5. Fazit: Die Arbeit fasst die diachrone Reduzierung der Relativsatzmarkierungen zusammen und betont die Dominanz der pränominalen, restriktiven Relativsätze im modernen Chinesisch.

Schlüsselwörter

Relativsatz, chinesische Sprache, Diachronie, Syntax, Markierung, pränominal, zhī, suŏ, zhě, di, de, Nominalisierung, Attribution, Sprachgeschichte, Sprachvergleich

Häufig gestellte Fragen

Worum geht es in dieser wissenschaftlichen Arbeit?

Die Arbeit befasst sich mit der historischen Entwicklung und den syntaktischen Strukturen von Relativsatzkonstruktionen in der chinesischen Sprache über verschiedene Epochen hinweg.

Welche zentralen Themenfelder werden bearbeitet?

Zu den zentralen Themen gehören die diachrone Entwicklung der Sprache, die Analyse spezifischer Markierungen in Relativsätzen und der systematische Vergleich der chinesischen und deutschen Syntax.

Was ist das primäre Ziel der Untersuchung?

Das Ziel ist es, festzustellen, wie sich Relativkonstruktionen im Chinesischen verändert haben, welche Markierungen erhalten blieben oder ersetzt wurden und wie diese in die Nominalphrase eingebettet sind.

Welche wissenschaftliche Methode wird verwendet?

Es wird eine diachrone sprachwissenschaftliche Untersuchung durchgeführt, die durch eine kontrastive Analyse der chinesischen und deutschen Grammatik ergänzt wird.

Was wird im Hauptteil der Arbeit behandelt?

Der Hauptteil analysiert detailliert die Bildungsweisen von Relativkonstruktionen im klassischen, mittelalterlichen, prämodernen und modernen Standardchinesisch anhand von Beispielen.

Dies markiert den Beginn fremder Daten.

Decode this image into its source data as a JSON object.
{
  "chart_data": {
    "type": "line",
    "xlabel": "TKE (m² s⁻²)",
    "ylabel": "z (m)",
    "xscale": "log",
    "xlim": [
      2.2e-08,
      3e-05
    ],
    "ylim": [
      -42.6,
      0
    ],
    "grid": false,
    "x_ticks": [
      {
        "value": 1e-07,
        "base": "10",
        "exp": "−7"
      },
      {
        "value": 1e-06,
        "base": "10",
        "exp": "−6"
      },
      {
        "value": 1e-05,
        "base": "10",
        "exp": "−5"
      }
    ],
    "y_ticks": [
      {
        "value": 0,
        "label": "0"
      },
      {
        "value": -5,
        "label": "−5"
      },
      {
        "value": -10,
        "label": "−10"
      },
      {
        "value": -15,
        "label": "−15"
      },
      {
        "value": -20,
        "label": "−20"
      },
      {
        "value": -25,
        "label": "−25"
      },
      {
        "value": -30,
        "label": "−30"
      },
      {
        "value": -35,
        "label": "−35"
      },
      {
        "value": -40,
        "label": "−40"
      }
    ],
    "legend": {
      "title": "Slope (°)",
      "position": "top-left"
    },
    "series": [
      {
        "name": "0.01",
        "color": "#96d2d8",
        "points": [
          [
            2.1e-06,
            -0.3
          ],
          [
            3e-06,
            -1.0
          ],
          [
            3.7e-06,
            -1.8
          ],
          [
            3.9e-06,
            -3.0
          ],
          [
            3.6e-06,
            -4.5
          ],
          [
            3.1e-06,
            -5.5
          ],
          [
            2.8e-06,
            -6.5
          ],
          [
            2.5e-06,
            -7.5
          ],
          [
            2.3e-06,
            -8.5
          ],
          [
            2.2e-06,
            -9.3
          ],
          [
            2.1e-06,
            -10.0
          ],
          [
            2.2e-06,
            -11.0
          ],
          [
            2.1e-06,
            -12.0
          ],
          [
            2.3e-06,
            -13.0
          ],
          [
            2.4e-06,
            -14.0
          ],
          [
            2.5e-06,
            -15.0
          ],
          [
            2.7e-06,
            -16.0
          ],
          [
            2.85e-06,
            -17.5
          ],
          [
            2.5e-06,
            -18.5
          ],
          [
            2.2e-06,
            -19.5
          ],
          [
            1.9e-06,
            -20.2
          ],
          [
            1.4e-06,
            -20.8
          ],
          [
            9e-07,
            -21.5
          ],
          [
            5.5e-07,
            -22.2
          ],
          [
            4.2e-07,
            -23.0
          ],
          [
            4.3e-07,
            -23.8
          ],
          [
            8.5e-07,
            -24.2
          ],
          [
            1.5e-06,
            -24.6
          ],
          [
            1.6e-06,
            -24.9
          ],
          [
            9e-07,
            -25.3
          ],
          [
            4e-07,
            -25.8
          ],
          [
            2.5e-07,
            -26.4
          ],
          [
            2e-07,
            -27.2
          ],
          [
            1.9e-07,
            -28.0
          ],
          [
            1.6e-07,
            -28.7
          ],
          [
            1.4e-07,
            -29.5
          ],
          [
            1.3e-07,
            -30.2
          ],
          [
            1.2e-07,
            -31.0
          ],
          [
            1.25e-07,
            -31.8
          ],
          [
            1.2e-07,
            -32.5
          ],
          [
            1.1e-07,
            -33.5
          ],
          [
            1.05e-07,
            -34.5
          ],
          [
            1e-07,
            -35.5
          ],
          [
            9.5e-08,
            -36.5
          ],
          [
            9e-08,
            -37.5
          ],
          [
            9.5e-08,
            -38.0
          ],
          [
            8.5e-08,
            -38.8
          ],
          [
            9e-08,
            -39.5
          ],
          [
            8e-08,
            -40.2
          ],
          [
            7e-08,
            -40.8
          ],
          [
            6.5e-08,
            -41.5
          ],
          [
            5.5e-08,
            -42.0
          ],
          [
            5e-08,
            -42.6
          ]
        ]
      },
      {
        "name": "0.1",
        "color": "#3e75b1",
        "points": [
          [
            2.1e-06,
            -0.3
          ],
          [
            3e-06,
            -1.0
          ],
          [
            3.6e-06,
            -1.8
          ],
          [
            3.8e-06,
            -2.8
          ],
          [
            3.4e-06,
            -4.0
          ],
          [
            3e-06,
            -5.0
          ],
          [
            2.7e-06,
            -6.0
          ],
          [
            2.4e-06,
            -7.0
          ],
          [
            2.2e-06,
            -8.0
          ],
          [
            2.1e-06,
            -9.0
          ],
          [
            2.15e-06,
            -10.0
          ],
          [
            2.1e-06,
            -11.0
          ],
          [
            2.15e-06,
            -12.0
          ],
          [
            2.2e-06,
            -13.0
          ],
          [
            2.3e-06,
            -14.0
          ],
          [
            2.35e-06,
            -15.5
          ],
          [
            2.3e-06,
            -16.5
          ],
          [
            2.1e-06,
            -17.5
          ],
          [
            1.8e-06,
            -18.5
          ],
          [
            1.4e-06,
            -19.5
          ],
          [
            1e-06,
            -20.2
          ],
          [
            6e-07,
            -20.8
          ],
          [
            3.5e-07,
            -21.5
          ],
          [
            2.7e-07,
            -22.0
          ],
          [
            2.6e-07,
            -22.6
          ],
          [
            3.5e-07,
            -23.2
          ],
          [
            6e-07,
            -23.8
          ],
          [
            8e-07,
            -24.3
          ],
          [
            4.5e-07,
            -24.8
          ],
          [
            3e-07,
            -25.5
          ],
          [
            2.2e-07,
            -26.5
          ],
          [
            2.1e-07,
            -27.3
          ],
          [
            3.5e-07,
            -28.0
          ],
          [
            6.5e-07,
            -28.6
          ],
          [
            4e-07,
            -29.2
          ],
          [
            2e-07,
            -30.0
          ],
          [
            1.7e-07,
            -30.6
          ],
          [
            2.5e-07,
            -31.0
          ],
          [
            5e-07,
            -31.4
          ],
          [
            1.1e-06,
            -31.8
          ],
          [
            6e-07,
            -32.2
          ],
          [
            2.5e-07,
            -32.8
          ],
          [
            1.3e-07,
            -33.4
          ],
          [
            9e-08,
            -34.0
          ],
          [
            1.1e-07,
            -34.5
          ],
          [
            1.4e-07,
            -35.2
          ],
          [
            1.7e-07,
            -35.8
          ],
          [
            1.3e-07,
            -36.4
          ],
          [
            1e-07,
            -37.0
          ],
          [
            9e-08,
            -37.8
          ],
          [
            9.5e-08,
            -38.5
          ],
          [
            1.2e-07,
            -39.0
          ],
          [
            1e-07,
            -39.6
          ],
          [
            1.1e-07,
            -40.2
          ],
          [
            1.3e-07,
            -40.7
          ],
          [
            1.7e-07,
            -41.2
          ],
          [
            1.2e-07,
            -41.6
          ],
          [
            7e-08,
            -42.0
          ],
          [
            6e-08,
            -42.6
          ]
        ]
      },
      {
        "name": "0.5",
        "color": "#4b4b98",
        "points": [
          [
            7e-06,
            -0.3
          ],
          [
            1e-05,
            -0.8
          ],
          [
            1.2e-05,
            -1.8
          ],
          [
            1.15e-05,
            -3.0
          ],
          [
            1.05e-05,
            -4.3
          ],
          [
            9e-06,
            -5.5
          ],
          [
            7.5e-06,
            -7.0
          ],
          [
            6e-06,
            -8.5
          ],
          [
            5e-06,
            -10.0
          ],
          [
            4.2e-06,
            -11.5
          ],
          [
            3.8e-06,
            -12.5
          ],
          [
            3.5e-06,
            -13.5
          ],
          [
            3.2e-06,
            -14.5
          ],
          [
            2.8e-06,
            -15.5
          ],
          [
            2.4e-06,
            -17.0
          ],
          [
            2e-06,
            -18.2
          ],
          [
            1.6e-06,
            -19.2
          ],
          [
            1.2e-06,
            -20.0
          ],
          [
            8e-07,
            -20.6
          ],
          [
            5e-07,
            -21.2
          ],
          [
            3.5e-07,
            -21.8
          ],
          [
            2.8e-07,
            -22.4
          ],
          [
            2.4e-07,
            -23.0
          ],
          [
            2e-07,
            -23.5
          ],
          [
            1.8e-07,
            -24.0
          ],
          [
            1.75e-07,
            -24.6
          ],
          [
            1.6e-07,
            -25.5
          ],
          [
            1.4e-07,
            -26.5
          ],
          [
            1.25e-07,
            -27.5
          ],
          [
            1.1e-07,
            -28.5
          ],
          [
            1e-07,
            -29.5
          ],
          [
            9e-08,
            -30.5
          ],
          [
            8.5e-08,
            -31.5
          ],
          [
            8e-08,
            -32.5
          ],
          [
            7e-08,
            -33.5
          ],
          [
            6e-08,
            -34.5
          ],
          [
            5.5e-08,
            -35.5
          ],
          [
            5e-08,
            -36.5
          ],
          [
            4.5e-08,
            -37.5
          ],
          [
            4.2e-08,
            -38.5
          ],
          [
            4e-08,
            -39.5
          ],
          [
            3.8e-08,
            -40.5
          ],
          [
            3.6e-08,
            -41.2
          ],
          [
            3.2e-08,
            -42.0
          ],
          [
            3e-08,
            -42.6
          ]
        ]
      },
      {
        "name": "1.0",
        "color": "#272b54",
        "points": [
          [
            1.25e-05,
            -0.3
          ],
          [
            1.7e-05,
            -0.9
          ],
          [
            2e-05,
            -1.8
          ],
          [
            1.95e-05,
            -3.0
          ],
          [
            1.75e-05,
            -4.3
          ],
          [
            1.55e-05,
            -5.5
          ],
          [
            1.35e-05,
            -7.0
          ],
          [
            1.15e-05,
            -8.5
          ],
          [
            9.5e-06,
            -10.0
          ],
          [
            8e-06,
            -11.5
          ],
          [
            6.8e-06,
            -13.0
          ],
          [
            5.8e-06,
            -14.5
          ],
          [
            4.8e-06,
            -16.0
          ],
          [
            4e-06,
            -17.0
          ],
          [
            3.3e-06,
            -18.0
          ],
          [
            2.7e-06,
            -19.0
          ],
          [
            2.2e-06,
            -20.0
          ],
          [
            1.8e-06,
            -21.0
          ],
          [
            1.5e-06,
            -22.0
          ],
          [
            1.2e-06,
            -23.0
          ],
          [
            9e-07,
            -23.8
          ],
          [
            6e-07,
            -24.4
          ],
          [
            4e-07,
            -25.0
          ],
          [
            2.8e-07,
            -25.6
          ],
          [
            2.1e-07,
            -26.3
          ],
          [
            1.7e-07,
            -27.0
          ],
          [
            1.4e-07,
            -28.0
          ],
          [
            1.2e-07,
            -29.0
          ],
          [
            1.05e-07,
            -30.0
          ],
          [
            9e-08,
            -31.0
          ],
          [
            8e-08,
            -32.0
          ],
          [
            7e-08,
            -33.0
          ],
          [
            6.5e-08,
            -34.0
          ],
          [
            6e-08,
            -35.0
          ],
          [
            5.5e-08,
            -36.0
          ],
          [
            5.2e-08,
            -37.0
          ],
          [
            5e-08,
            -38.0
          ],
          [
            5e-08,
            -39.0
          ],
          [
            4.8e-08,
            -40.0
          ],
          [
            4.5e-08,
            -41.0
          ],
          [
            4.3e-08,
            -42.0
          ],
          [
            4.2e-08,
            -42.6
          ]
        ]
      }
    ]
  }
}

Welche Schlüsselwörter charakterisieren die Arbeit?

Die Arbeit ist primär durch Begriffe wie Relativsatz, diachrone Linguistik, Syntax, pränominale Stellung und spezifische chinesische Partikel wie de, di, suŏ und zhī charakterisiert.

Warum wird Chinesisch im Kontext von Relativsätzen als Ausnahme betrachtet?

Chinesisch wird als Ausnahme angesehen, da es zu den SVO-Sprachen gehört, aber dennoch pränominale statt der für diesen Sprachtyp üblichen postnominalen Relativsätze verwendet.

Welche Rolle spielt die de-Markierung im modernen Standardchinesisch?

Die de-Markierung fungiert im modernen Standardchinesisch als zentraler Nominalisator und Attributmarker, der den vorangestellten Satz unselbstständig macht und mit dem Nukleus verbindet.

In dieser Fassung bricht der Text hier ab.